Monday, 14 May 2018: 14:00
Room 214 (Washington State Convention Center)
Human culture is replete with artifacts that interact with the senses of sight, hearing, taste, and smell. Material objects whose purpose is to produce a thoughtful or emotional response through the sense of touch, however, are rare. In this talk, I present my group’s recent work on the intersection between the science of soft materials and the science of touch. This field, which we have named “organic haptics,” combines active polymers, contact mechanics, and psychophysics. We are beginning to understand the ways in which stick slip friction, adhesion, and capillary forces between planar surfaces and human skin affect the ways materials produce tactile objects in consciousness as mediated by the sense of touch.

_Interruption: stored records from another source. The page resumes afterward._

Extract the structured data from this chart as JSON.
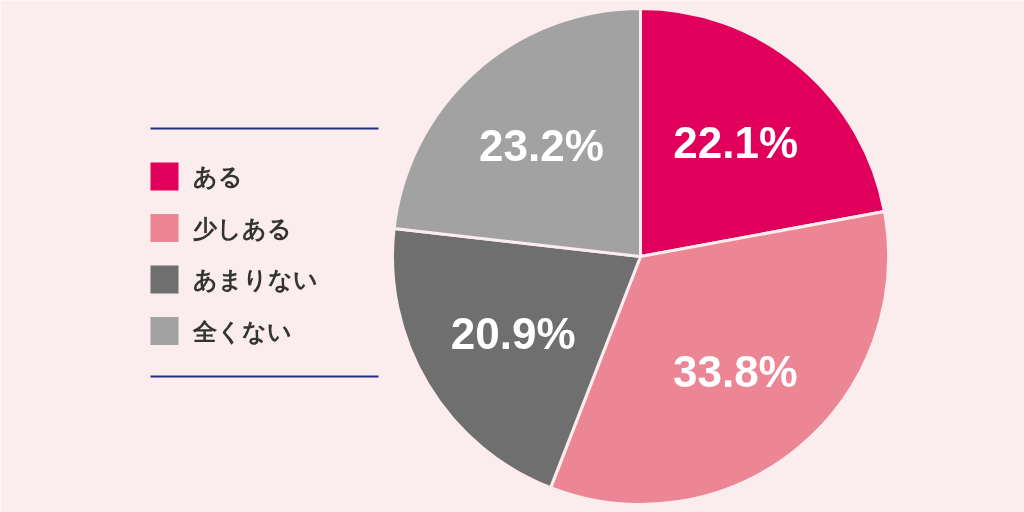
{
  "chart_data": {
    "type": "pie",
    "categories": [
      "ある",
      "少しある",
      "あまりない",
      "全くない"
    ],
    "values": [
      22.1,
      33.8,
      20.9,
      23.2
    ],
    "colors": [
      "#e0005b",
      "#ec8594",
      "#6f6f6f",
      "#a2a2a2"
    ],
    "value_labels": [
      "22.1%",
      "33.8%",
      "20.9%",
      "23.2%"
    ],
    "legend": "left"
  }
}
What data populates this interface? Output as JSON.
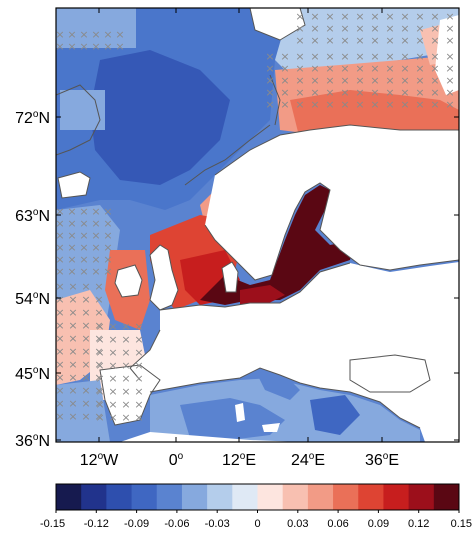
{
  "map": {
    "lat_ticks": [
      {
        "deg": "72",
        "sup": "o",
        "hemi": "N"
      },
      {
        "deg": "63",
        "sup": "o",
        "hemi": "N"
      },
      {
        "deg": "54",
        "sup": "o",
        "hemi": "N"
      },
      {
        "deg": "45",
        "sup": "o",
        "hemi": "N"
      },
      {
        "deg": "36",
        "sup": "o",
        "hemi": "N"
      }
    ],
    "lon_ticks": [
      {
        "deg": "12",
        "sup": "o",
        "hemi": "W"
      },
      {
        "deg": "0",
        "sup": "o",
        "hemi": ""
      },
      {
        "deg": "12",
        "sup": "o",
        "hemi": "E"
      },
      {
        "deg": "24",
        "sup": "o",
        "hemi": "E"
      },
      {
        "deg": "36",
        "sup": "o",
        "hemi": "E"
      }
    ],
    "stipple_marker": "×"
  },
  "colorbar": {
    "labels": [
      "-0.15",
      "-0.12",
      "-0.09",
      "-0.06",
      "-0.03",
      "0",
      "0.03",
      "0.06",
      "0.09",
      "0.12",
      "0.15"
    ],
    "colors": [
      "#161a4f",
      "#21338c",
      "#2e4fae",
      "#3f67c2",
      "#5a83d0",
      "#86a9de",
      "#b4cdeb",
      "#dfe9f5",
      "#fde5df",
      "#f8c0b1",
      "#f29b86",
      "#ea7058",
      "#de4433",
      "#c71e1e",
      "#9c0f1b",
      "#5a0713"
    ]
  },
  "colors": {
    "land": "#ffffff",
    "coast": "#555555",
    "stipple": "#8a8a8a"
  }
}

This work, which combines human subject experiments, laboratory mockups of human skin, and analytical models accounting for friction, has led to several important observations. In particular, we have elucidated the mechanism by which humans can differentiate hydrophilic from hydrophobic surfaces when bulk parameters such as hardness, roughness, and thermal conductivity are held constant. We examined the role of relief structures in the skin—i.e., fingerprints—in determining the human ability to differentiate between surfaces. We have taken the insights from these psychophysical experiments to design new electroactive and ionically conductive materials to produce “actuator skins” whose goal is to produce realistic sensations for applications in tactile therapy, instrumented prostheses, education and training, and virtual and augmented reality.